The reporting of competing events was examined for the individual prediction models considered to have potential for competing risks bias (classified as low, moderate, or high in Item 2). Information was extracted on the following:
1. The number of prediction model events; 2. The number of reported competing events;
3. The proportion of all reported events which were competing events;
4. The presence of key terms related to competing events (as listed in Table 2.2); 5. Whether Kaplan-Meier curves are presented or discussed;
6. The number of prognostic factors included in the final prediction models; and 7. Any prognostic factors considered to be associated with the competing events.
It has been demonstrated that the level of competing risks bias is strongly associated with the proportion of all observed outcomes that are competing events (Berry et al., 2010, Schumacher et al., 2016, van Walraven and Hawken, 2016, Wolkewitz et al., 2014). Thus this information was extracted. A search of key terms related to competing events (Table 2.2) was conducted using the Adobe Acrobat Reader DC Find function. References to, and depictions of, Kaplan-Meier curves were investigated, as these estimates of absolute risk over time are known to be inflated when competing events are present. Finally, the number of prognostic factors included in the final models, as well as whether these are likely to be associated with competing events, were considered. It has been demonstrated that associations between predictors (such as prognostic factors) and outcomes can change importantly when competing events are appropriately accounted for (Berry et al., 2010, Dignam et al., 2012, Schatzkin and Slud, 1989, Wolkewitz et al., 2014). Appropriately accounting for competing events can alter the magnitude, and in some cases the direction, of the estimated association, particularly when the predictors are strongly associated with the competing event (Berry et al., 2010, Schatzkin and Slud, 1989). Prognostic factors shown to be associated with mortality (anticipated to be a common potential competing event) include age and numerous comorbidities; defined in this instance as chronic diseases or disorders listed in the Charlson comorbidity index (Charlson et al., 1987),
Table 3.2: Comorbidities listed in the Charlson comorbidity index Conditions included in Charlson comorbidity index
Myocaridal infarct, Congestive heart failure, peripheral vascular disease, cerebrovascular disease, dementia, chronic pulmonary disease, connective tissue disorder, ulcer disease, mild liver disease, diabetes, hemiplegia, moderate or severe renal disease, diabetes with end organ damage, any tumour, leukemia, lymphoma, modersate or severe liver disease,
matastatic solid tumor, AIDS.
3.2.2.4 Item 4: How were competing events managed in each prediction model study?

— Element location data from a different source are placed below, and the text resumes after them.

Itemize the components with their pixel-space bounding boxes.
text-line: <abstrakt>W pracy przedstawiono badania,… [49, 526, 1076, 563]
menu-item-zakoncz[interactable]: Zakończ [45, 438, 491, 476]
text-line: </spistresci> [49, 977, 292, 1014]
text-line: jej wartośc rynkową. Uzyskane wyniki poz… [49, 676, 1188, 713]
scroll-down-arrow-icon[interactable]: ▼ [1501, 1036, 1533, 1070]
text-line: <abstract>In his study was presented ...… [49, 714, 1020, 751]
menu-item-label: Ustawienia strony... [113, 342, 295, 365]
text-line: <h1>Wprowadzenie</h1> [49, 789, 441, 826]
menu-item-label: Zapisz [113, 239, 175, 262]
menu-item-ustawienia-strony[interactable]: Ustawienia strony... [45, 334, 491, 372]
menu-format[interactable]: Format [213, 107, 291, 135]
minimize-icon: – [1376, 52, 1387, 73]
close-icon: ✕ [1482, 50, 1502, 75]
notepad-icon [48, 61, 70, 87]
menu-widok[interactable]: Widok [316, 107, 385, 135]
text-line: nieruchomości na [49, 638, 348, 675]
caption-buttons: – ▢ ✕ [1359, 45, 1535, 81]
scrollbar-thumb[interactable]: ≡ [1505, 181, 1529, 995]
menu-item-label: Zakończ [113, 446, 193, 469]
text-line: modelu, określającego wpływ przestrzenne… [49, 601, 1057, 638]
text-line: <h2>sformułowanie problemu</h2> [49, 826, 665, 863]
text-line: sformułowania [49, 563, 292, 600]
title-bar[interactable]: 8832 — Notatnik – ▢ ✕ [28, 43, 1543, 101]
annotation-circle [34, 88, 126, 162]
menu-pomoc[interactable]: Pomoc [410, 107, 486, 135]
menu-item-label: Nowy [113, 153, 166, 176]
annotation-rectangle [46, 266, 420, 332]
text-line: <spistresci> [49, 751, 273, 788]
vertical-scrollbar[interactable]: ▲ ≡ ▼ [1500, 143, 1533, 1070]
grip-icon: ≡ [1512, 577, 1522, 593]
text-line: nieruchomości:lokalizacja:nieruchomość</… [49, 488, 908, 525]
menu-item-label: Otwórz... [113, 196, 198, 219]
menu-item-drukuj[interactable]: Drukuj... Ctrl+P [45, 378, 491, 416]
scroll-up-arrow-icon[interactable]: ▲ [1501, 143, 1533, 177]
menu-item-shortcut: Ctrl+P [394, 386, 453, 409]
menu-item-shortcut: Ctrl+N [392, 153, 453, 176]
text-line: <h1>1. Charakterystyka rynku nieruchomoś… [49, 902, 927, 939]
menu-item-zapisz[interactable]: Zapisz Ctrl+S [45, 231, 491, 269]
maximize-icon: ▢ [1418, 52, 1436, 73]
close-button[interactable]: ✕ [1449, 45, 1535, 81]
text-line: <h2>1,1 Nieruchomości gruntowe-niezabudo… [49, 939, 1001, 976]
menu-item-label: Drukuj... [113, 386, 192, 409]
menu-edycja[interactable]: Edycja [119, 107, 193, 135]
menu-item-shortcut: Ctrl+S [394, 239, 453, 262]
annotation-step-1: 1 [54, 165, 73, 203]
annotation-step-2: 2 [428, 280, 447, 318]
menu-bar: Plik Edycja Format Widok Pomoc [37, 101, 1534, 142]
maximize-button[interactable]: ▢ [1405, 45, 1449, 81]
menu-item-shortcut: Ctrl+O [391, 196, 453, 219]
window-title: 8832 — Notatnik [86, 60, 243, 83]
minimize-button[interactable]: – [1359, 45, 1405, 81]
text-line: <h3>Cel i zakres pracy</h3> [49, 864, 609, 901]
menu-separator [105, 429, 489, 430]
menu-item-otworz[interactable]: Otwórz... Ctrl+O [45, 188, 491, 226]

Information regarding how competing events were managed within each prediction model study was examined. Specifically:
1. Whether statistical regression methods which appropriately account for competing events, were employed to develop the individual prediction models;
2. Whether participants who experienced competing events were excluded from the study;
3. Whether participants who experienced competing events were censored at the point of experiencing the competing events;
4. whether participants who experienced competing events were managed in any other way;
5. Whether the study also included the validation of the individual prediction models; and
6. How competing events were managed during the validation process. 3.2.3 Analysis methods
For this review, a narrative synthesis of the information extracted from the prediction model studies was conducted. The preliminary synthesis consisted of tabulation and textual descriptions of the extracted information.